As a parent, I am keenly aware of the daily opportunity I have to mess up my children. We’ve all got our horror stories of what our parents have done to us! We’ve heard about bad haircuts and ridiculous curfew rules. We’ve heard about being dragged to church and forced to play sports regardless of the complete lack of talent. We’ve heard about unfair treatment of siblings and having to endure visits to relatives that bored us to death. We all laugh at our parents odd quirks and how we survived their dysfunction to become our own version of dysfunctional parents. It’s part of life and, much to our dismay, our kids will have similar stories that they tell to their counselors.
However, after being in ministry for 15 years, I can tell you the one thing that really messes up kids (of any age) and creates unimaginable insecurity and struggles in their marriages. Here it is: talk negatively about their other parent. Yep, that’s it.
Time and time again I encounter parents who feel the need to divulge into their offspring a sense of “reality”. They unload on their kids their struggles and point out all of the character flaws in their spouse (or ex-spouse) that have ruined their life. Let me translate that for you into realtime: Dear child, I know that I tell you that you’re alot like your dad, but he’s the reason I’m miserable. Here’s a list of all the things I don’t appreciate about him and remember…all of those traits pulse through your blood everyday.

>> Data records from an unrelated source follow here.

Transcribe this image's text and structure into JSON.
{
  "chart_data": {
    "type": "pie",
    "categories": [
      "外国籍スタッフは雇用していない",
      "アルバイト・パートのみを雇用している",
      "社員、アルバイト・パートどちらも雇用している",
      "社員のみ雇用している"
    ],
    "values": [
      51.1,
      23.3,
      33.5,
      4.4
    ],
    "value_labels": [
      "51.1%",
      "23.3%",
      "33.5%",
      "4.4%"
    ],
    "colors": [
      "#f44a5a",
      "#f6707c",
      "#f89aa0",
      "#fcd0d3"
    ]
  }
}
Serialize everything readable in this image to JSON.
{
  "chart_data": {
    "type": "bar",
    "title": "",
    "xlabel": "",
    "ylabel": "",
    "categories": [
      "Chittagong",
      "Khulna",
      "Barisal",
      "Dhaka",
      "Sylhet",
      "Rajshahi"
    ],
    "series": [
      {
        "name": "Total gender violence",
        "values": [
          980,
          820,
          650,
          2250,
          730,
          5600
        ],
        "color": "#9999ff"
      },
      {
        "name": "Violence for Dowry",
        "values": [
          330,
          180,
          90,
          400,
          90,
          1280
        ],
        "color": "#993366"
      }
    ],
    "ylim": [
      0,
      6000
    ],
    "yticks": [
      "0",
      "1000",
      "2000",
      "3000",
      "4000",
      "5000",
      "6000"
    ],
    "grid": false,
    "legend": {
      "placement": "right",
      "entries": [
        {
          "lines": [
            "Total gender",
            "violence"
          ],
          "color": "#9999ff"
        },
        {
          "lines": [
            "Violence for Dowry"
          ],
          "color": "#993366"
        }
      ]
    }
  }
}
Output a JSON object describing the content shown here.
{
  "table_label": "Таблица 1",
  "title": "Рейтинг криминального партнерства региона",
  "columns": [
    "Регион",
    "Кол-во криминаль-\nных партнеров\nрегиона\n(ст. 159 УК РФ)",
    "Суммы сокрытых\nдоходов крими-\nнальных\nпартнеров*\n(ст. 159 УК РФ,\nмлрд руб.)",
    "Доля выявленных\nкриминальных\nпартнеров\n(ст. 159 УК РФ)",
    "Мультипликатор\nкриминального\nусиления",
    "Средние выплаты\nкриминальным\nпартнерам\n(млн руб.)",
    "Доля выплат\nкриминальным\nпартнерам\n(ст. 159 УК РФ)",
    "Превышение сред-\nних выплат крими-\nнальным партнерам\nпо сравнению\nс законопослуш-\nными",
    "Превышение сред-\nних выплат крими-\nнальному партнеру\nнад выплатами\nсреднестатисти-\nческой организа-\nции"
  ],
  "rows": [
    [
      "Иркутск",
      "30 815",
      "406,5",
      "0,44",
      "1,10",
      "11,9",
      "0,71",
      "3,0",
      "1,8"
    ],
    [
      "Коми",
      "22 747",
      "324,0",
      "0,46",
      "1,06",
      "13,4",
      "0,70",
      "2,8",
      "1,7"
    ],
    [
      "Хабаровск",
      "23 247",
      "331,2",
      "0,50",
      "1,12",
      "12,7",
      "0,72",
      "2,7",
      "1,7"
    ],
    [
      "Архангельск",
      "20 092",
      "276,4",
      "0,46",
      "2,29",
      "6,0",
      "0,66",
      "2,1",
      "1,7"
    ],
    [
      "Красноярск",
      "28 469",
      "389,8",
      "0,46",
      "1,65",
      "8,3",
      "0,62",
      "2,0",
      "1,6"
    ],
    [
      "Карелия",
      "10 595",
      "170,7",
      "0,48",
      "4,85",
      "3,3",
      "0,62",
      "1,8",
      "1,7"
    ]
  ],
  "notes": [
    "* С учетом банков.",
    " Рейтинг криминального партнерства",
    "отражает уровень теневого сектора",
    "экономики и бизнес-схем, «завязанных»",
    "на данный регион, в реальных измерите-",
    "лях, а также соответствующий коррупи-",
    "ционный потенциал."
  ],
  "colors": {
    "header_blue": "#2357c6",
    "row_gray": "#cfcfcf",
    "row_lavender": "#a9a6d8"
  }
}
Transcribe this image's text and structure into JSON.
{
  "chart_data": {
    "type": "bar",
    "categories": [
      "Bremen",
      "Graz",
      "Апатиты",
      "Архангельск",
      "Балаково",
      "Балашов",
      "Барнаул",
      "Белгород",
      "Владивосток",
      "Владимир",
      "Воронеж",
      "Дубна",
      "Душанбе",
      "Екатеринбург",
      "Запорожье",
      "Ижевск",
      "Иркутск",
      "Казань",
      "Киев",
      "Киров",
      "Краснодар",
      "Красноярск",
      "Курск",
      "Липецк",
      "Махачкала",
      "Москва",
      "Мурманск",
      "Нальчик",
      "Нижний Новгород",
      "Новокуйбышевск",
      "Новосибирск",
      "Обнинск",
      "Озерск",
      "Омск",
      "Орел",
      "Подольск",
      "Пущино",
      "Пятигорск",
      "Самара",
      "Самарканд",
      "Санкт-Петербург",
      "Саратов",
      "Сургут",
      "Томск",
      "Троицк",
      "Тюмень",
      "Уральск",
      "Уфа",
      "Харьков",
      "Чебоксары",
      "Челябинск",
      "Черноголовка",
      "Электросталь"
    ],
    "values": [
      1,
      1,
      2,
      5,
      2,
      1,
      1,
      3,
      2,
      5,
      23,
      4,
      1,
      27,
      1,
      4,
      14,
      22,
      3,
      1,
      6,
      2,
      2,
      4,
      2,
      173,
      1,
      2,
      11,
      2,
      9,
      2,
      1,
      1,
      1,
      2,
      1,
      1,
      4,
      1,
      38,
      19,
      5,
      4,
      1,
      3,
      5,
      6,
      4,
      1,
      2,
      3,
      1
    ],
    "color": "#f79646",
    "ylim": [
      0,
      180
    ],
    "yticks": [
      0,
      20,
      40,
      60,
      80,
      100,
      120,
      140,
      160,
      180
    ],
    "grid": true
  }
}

I think we would all like to believe that what I just said isn’t true, but it is. When our parents aren’t kind about each other in our conversations with them, it changes our very self-image. It changes how we think about ourselves and it changes how we think about our marriage. When a parent cuts the other parent down to a child, whether they are 4 or 44, it undermines the value of that child in their mind’s eye. They cannot separate themselves from who their parent is and who they are.
I hope my kids think amazing things about their dad (and me!). I hope they pick up on the wonderful and Christ-like traits that belong to them as part of their molecular inheritance. Without ever saying a negative word, they will already know both of our faults anyway, because when you live with people, you just know. However, in knowing our faults, they will also see that we didn’t make that the defining factor of our marriage. They will find security watching two imperfect people love each other in spite of our shortcomings.
If you are frustrated, irritated, and stuck because of the person you chose to be with, find the appropriate path to relieve that tension. Get a counselor, talk to a pastor, decide to shake it off…whatever…but don’t think that God gave you your children to play that role. They are not your marital sounding board. And when you put them in that role, you will damage their marriage as well as your own.